Having displayed the flourish of oratory, his next phase was practical, full of good, common sense and a straight bat which, nevertheless, was not against improvisation. He expressed concern about the dwindling number of people in the stands, contrasting them with the days of yore with crowds spilling out of packed stadiums. All these observations were augmented with sound, and sometimes innovative, suggestions about what needs to be done. He talked about openness, transparency, regulations – prices that a cricketer may need to pay for preserving the game which has given so much to him.
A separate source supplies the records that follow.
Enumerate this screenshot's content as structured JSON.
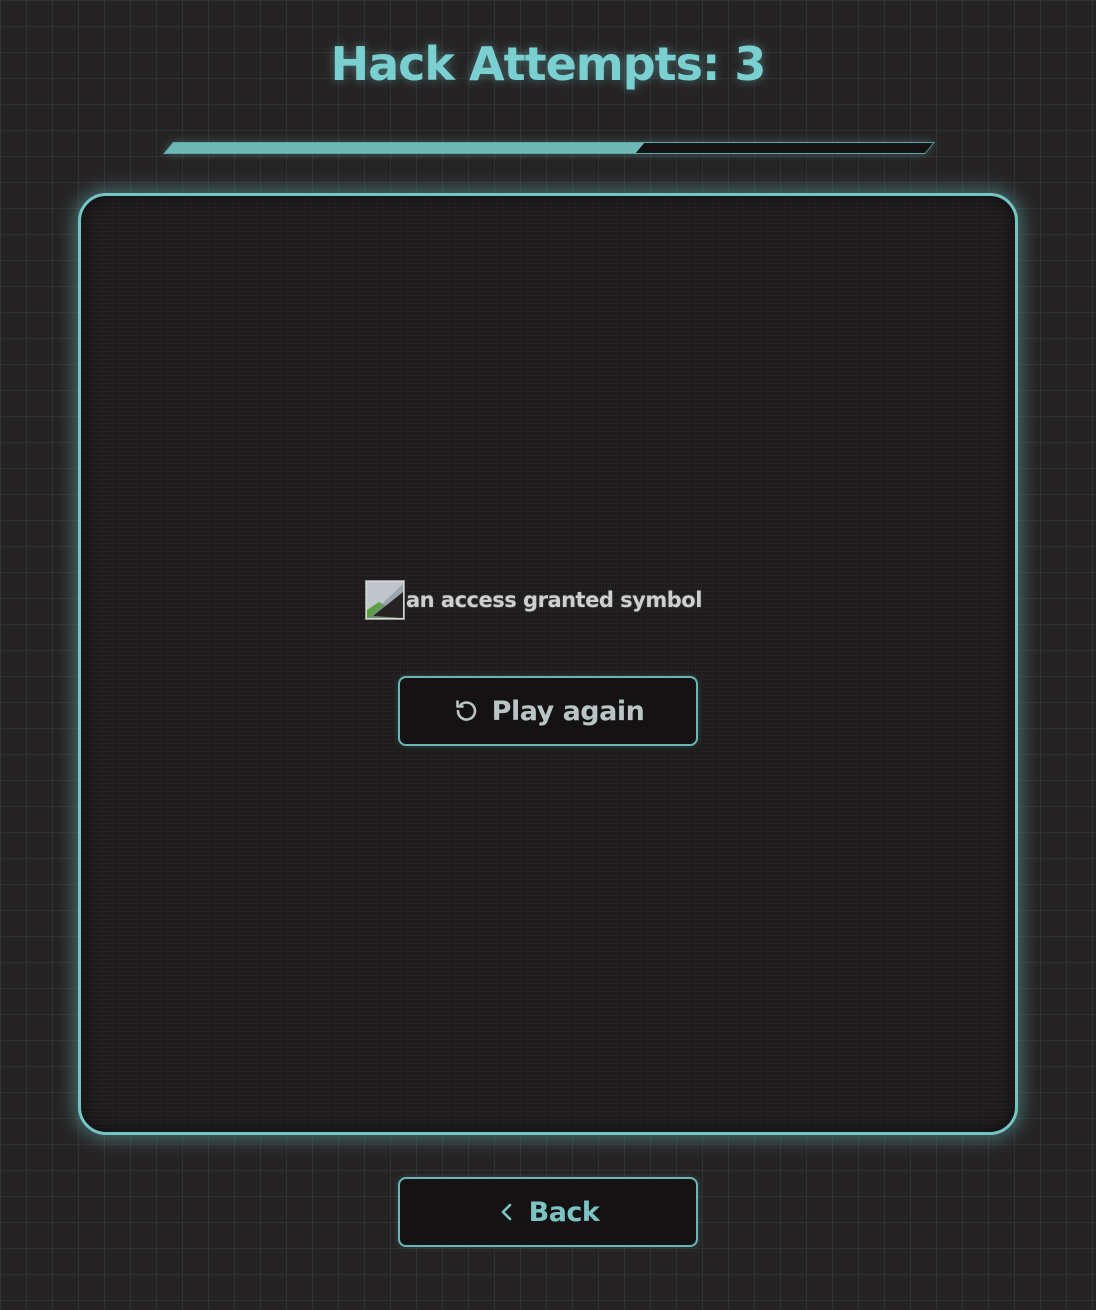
{
  "header": {
    "title": "Hack Attempts: 3"
  },
  "progress": {
    "fraction": 0.62
  },
  "panel": {
    "image_alt": "an access granted symbol"
  },
  "buttons": {
    "play_again_label": "Play again",
    "play_again_icon": "refresh-icon",
    "back_label": "Back",
    "back_icon": "chevron-left-icon"
  },
  "colors": {
    "accent": "#74c4c4",
    "background": "#262324",
    "panel_background": "#211e1f"
  }
}
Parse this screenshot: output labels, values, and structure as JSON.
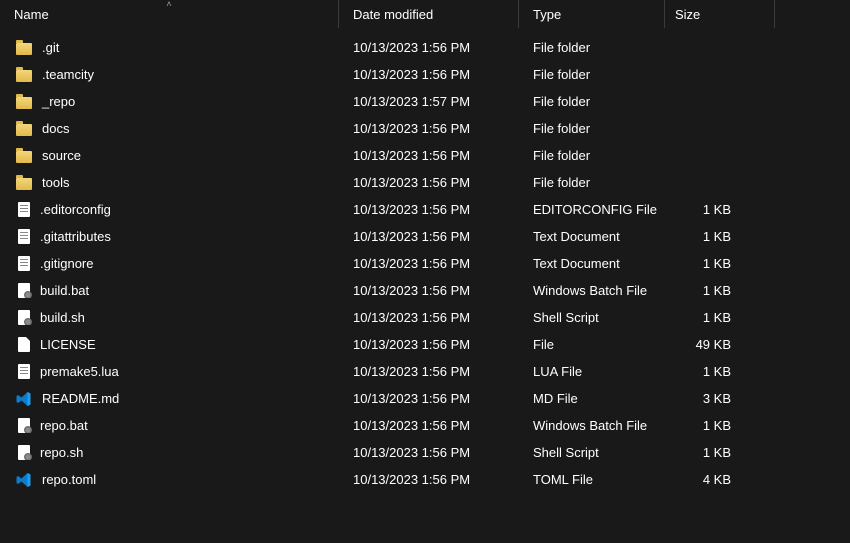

He spoke of doing away with inconsequential one-day matches, thereby responding to the clamour that has probably been going on since 1985, but to take any new step firmly along a middle path.
For a cricketer cast in the classical mould, he was surprisingly enthusiastic about experimenting with day-night Test cricket and pink balls.
He also suggested the use of T20 as a domestic competition through structured official leagues.
The ideas were a mixture of equal amounts of simplicity and sophistication, underlining the deep seated practical wisdom which has made Rahul Dravid one of the leading thinkers about the game today.
During the final few minutes he spoke of what makes cricket sublime to him. A few instants when everything vanishes from consciousness and all that remains is the game in the middle, moments of endless joy that needs to be treasured for a lifetime. It may have been abstract – but we must bear in mind that this was the deepest realisation of someone who makes batting at the wicket or standing in the slips look almost like a spiritual endeavour. What he shared was the wisdom of enlightenment – of satori – that comes after decades of performing meditation in action. Even if we cannot comprehend the message in full, we can bask in the reflected light of its eloquence.
In 1947, when India played Australia for the first time, skipper Lala Amarnath confessed that the team had travelled to Australia to learn. When they faced the might of the home side in the first Test at Brisbane, Don Bradman scored 185. India, in their two innings, managed 58 and 93. Thus, the entire Indian team was effectively defeated by an innings and 34 runs by the great man’s score alone.
Now, 64 years later, during the Sir Don Bradman Oration, one No 3 batsman from India stood alone in a dapper navy blue suit, and won over an entire Australian nation – and the rest of the cricketing world – doing so with sparkling humour, insightful wisdom, moving emotion and cold hard facts.